The new system offers two main functions: as a computation server that handles data analysis, and as a file server that stores observational data.

• Computation server
  An x86 cluster of 136 PRIMERGY CX250 S2 servers with up-to-date CPUs results in integer-math performance rated at 96,426 using the SPECint_rate2006 benchmark, an approximately tenfold improvement over its predecessor.
• File server
  With 10 FUJITSU Server PRIMERGY RX300 S7 servers and 33 ETERNUS DX80 S2 storage units, the system has 4.4 PB of storage capacity and an 18-GB/s data-transfer speed, giving it roughly 3.2 times the storage capacity of its predecessor and about 30 times the data transfer performance. The FEFS scalable file system includes functions that allow storage capacity and bandwidth to be allocated on a per-user and per-group basis, creating a research environment optimized for multiple research projects. The FEFS file system demonstrated its value in Super-Kamiokande's system in 2011.

Additional components of the system include 12 FUJITSU Server PRIMERGY RX200 S8 servers used as a login environment for 450 ICRR researchers, a FUJITSU Storage ETERNUS NR1000 F3220 storage system with 22 TB for networked storage, 15 x86 servers that provide e-mail, web, and other network services, a storage unit, and additional network switches.

Future Prospects

The new system will be used in ICRR's projects both in and outside of Japan, and will help illuminate the mechanisms underlying ultra-high energy phenomena such as where and how high-energy cosmic rays originate and accelerate, through deeper, broader studies of the cosmos. Furthermore, inquiries into the properties of neutrinos and into dark matter particles will lead to even further advances in the study of cosmic rays and particle physics. The world's first gravitational wave detections promise to reveal new aspects of the universe, bringing us closer to testing the theory of general relativity, and to probe the beginning of the universe.

Composition of the New System

ICRR will be the primary user of the new system for multiple research projects.

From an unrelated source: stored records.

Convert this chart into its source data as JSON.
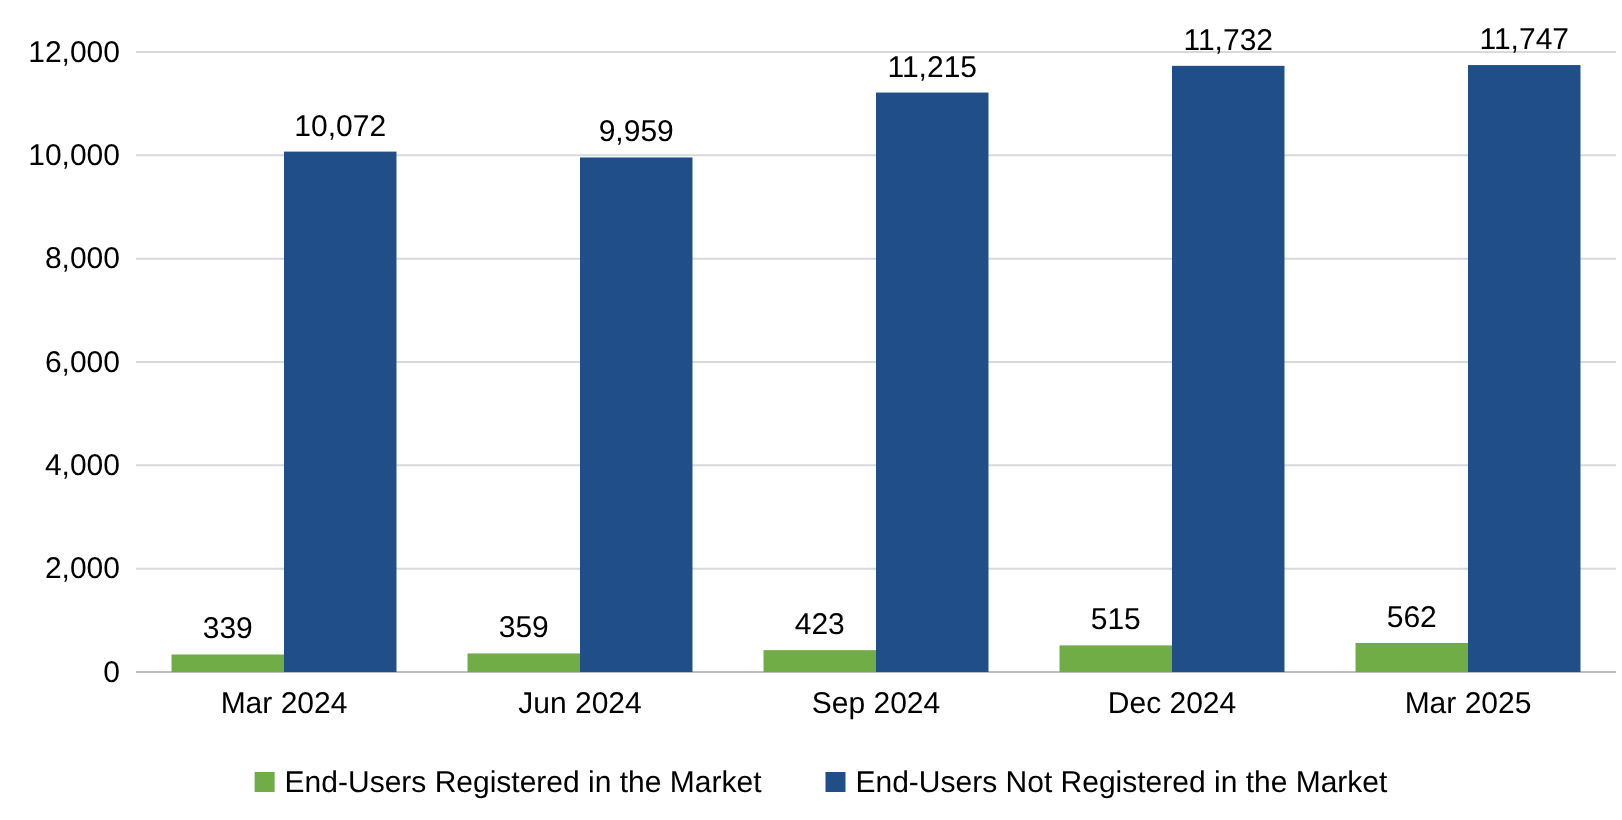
{
  "chart_data": {
    "type": "bar",
    "categories": [
      "Mar 2024",
      "Jun 2024",
      "Sep 2024",
      "Dec 2024",
      "Mar 2025"
    ],
    "series": [
      {
        "name": "End-Users Registered in the Market",
        "color": "#70ad47",
        "values": [
          339,
          359,
          423,
          515,
          562
        ],
        "value_labels": [
          "339",
          "359",
          "423",
          "515",
          "562"
        ]
      },
      {
        "name": "End-Users Not Registered in the Market",
        "color": "#1f4e89",
        "values": [
          10072,
          9959,
          11215,
          11732,
          11747
        ],
        "value_labels": [
          "10,072",
          "9,959",
          "11,215",
          "11,732",
          "11,747"
        ]
      }
    ],
    "ylim": [
      0,
      12000
    ],
    "yticks": [
      {
        "value": 0,
        "label": "0"
      },
      {
        "value": 2000,
        "label": "2,000"
      },
      {
        "value": 4000,
        "label": "4,000"
      },
      {
        "value": 6000,
        "label": "6,000"
      },
      {
        "value": 8000,
        "label": "8,000"
      },
      {
        "value": 10000,
        "label": "10,000"
      },
      {
        "value": 12000,
        "label": "12,000"
      }
    ],
    "grid": "y",
    "legend": "bottom"
  }
}
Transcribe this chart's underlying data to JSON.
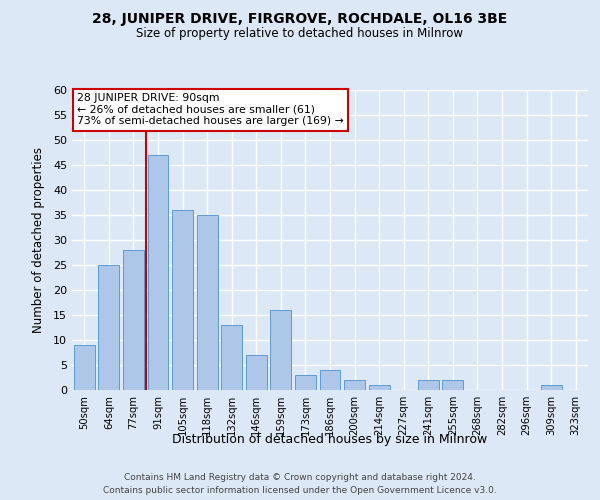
{
  "title1": "28, JUNIPER DRIVE, FIRGROVE, ROCHDALE, OL16 3BE",
  "title2": "Size of property relative to detached houses in Milnrow",
  "xlabel": "Distribution of detached houses by size in Milnrow",
  "ylabel": "Number of detached properties",
  "footer1": "Contains HM Land Registry data © Crown copyright and database right 2024.",
  "footer2": "Contains public sector information licensed under the Open Government Licence v3.0.",
  "categories": [
    "50sqm",
    "64sqm",
    "77sqm",
    "91sqm",
    "105sqm",
    "118sqm",
    "132sqm",
    "146sqm",
    "159sqm",
    "173sqm",
    "186sqm",
    "200sqm",
    "214sqm",
    "227sqm",
    "241sqm",
    "255sqm",
    "268sqm",
    "282sqm",
    "296sqm",
    "309sqm",
    "323sqm"
  ],
  "values": [
    9,
    25,
    28,
    47,
    36,
    35,
    13,
    7,
    16,
    3,
    4,
    2,
    1,
    0,
    2,
    2,
    0,
    0,
    0,
    1,
    0
  ],
  "bar_color": "#aec6e8",
  "bar_edge_color": "#5b9bd5",
  "background_color": "#dce8f5",
  "grid_color": "#ffffff",
  "annotation_text1": "28 JUNIPER DRIVE: 90sqm",
  "annotation_text2": "← 26% of detached houses are smaller (61)",
  "annotation_text3": "73% of semi-detached houses are larger (169) →",
  "annotation_box_color": "#ffffff",
  "annotation_box_edge": "#cc0000",
  "red_line_color": "#cc0000",
  "ylim": [
    0,
    60
  ],
  "yticks": [
    0,
    5,
    10,
    15,
    20,
    25,
    30,
    35,
    40,
    45,
    50,
    55,
    60
  ],
  "red_line_index": 3
}
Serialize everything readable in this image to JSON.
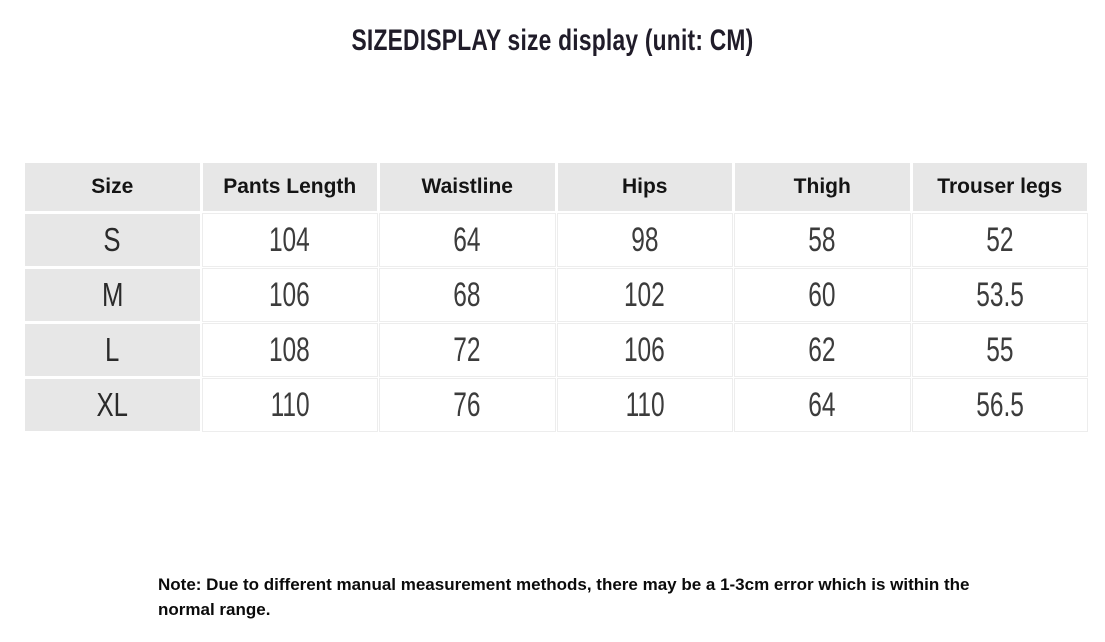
{
  "title": "SIZEDISPLAY size display (unit: CM)",
  "table": {
    "headers": [
      "Size",
      "Pants Length",
      "Waistline",
      "Hips",
      "Thigh",
      "Trouser legs"
    ],
    "rows": [
      {
        "size": "S",
        "values": [
          "104",
          "64",
          "98",
          "58",
          "52"
        ]
      },
      {
        "size": "M",
        "values": [
          "106",
          "68",
          "102",
          "60",
          "53.5"
        ]
      },
      {
        "size": "L",
        "values": [
          "108",
          "72",
          "106",
          "62",
          "55"
        ]
      },
      {
        "size": "XL",
        "values": [
          "110",
          "76",
          "110",
          "64",
          "56.5"
        ]
      }
    ]
  },
  "note": "Note: Due to different manual measurement methods, there may be a 1-3cm error which is within the normal range.",
  "colors": {
    "page_bg": "#ffffff",
    "header_bg": "#e7e7e7",
    "title_text": "#201c29",
    "header_text": "#141414",
    "number_text": "#3c3c3c",
    "grid_line": "#ededed",
    "note_text": "#0b0b0b"
  },
  "chart_data": {
    "type": "table",
    "title": "SIZEDISPLAY size display (unit: CM)",
    "unit": "CM",
    "columns": [
      "Size",
      "Pants Length",
      "Waistline",
      "Hips",
      "Thigh",
      "Trouser legs"
    ],
    "rows": [
      [
        "S",
        104,
        64,
        98,
        58,
        52
      ],
      [
        "M",
        106,
        68,
        102,
        60,
        53.5
      ],
      [
        "L",
        108,
        72,
        106,
        62,
        55
      ],
      [
        "XL",
        110,
        76,
        110,
        64,
        56.5
      ]
    ],
    "note": "Note: Due to different manual measurement methods, there may be a 1-3cm error which is within the normal range."
  }
}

Comment from Kimihiro Okumura, Associate Professor, ICRR, University of Tokyo

"At ICRR, we expect to begin many new research projects. Accordingly, it is anticipated that there will be a significant increase in observational data. To handle the storage and high-speed processing of this data, we needed to upgrade the performance of our computer system. In particular, our goal was to dramatically increase the speed of data transmission, and for a high-performance, highly reliable storage system that meets these requirements, we employed the Fujitsu FEFS file system. We expect the research groups using the computer system to announce many new observational results in the future that generate new insights into hitherto unknown phenomena relating to the universe and cosmic ray particles."